The investigations and management of anaemia in ICU have been explored to a great depth in several past paper SAQs:
Many of these have generally been more concerned with the interpretation of iron studies and morphological abnormalities of red blood cells. Probably the best single reference for this topic is this excellent article from the Mayo Clinic Proceedings (2003). In addition to this generic anaemia chapter, one may also wish to look at the chapter on haemolytic anaemia broadly, and autoimmune haemolysis specifically: these disorders seem to come up rather frequently in the exam papers, more so than one might expect from their community prevalence.
Together with the low haemoglobin result one usually also gets a whole panel of RBC volume and Hb content indices, which immediately allows one to classify the anaemia into groups. These groups are organised by corpuscular haemoglobin content and RBC size. Alternatively, one could classify anaemia according to the pathophysiological mechanism, as in this article by Berlot et al (2014).
Dilution of RBC concentration
Increased loss of RBCs
Decreased production of RBCs
This has come up twice in past papers, as Question 12.1 from the first paper of 2019 and the almost identical Question 18.1 from the first paper of 2015. In short, for 20% of the marks, the college wanted a brief explanation of how anaemia of inflammation causes the classical pattern of iron study abnormalities. A good article to answer this question is Nemeth & Ganz (2014). The mechanism of anaemia of inflammation can be summarised as follows:
It is important to consider whether there is a genuine iron deficiency, or whether the inflammatory state has decreased access to the otherwise normal iron stores. Obviously, in a perfect world the iron-deficient patient would have some iron supplements, and the patient with inflammatory anaemia would have transfusions of blood and some sort of specific management aimed at the cause of inflammation.
However, in critical illness it is possible to have both issues simultaneously.
It is therefore difficult to say conclusively that any given critically ill patient will or will not benefit from an iron infusion. Obviously some patients trend to one group or another. For instance, trauma patients can be expected to develop iron deficiency associated with their blood loss. A study which focused on trauma patients (Pieracci et al, 2014) enrolled 150 patients, of whom the majority demonstrated iron studies consistent with iron deficiency. Some were then randomised to receive 100mg of iron sucrose. In them, serum ferritin increased (presumably reflecting that the iron stores were replenished), albeit not quite back to the normal range. Unfortunately, nothing else happened. Neither did the haemoglobin increase, nor did the red cell count, nor was the need for transfusion affected. Mortality and ICU stay were also unaffected.
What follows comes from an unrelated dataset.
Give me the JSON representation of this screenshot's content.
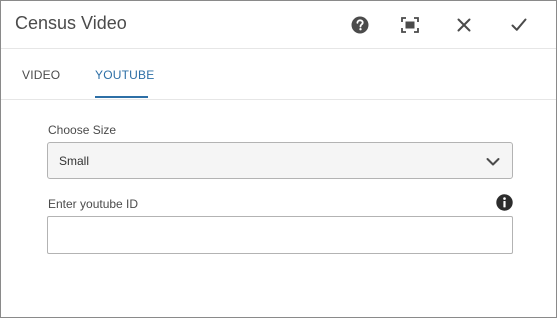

The IRONMAN trial is mentioned in Question 18.2 from the first paper of 2015; it aimed to answer the question of whether IV iron administered to anaemic ICU patients reduces their need for blood transfusion. The hypothesis was that yes, it will (unless you are severely septic, erythropoiesis should be stimulated by the infusion of 500 mg of ferric carboxymaltose). The authors enrolled seventy patients into each arm. The main positive finding was that the iron-infused patients left hospital with an extra 7g/L of haemoglobin (107 g/L vs 100 g/L), but there was noo overall difference in transfusion requirements. In their answer to Question 12.2 from the first paper of 2019, the college also mentioned an increased rate of adverse events (including infection), which probably refers to the finding that the iron-infused group has an increased nosocomial infection rate (28.6% vs. 22.9%).
Question 18.1 and Question 18.2 from the first paper of 2015 reported erythropoietin levels alongside conventional iron studies. This is odd, because it is not a part of the normal panel. The glorious RPCA Manual lists it as one of the tests "occasionally indicated" to discriminate primary from secondary erythrocytosis.
Erythropoietin, however, is one of the potential treatments for anaemia. Recombinant human EPO was used in this manner by Corwin et al (2002), whose group was able to achieve a 19% decrease in RBC transfusions. Without transfusions, the treatment group still ended up with a higher haematocrit than the placebo group. This had no impact on mortality outcome or duration of ICU stay. This decrease in blood transfusion seems to come at the cost of a significantly increased risk of thrombotic events (according to a 2013 meta-analysis by Mesgarpour et al). That is not to mention the actual dollar cost of EPO, which is comparable with the cost of RBC transfusion (if not greater). In any case, EPO is off-label for anything other than the chronic anaemia of renal failure.
Blood transfusion is of course the last option. As such, the pros and cons of blood transfusion in the ICU are discussed in greater detail elsewhere.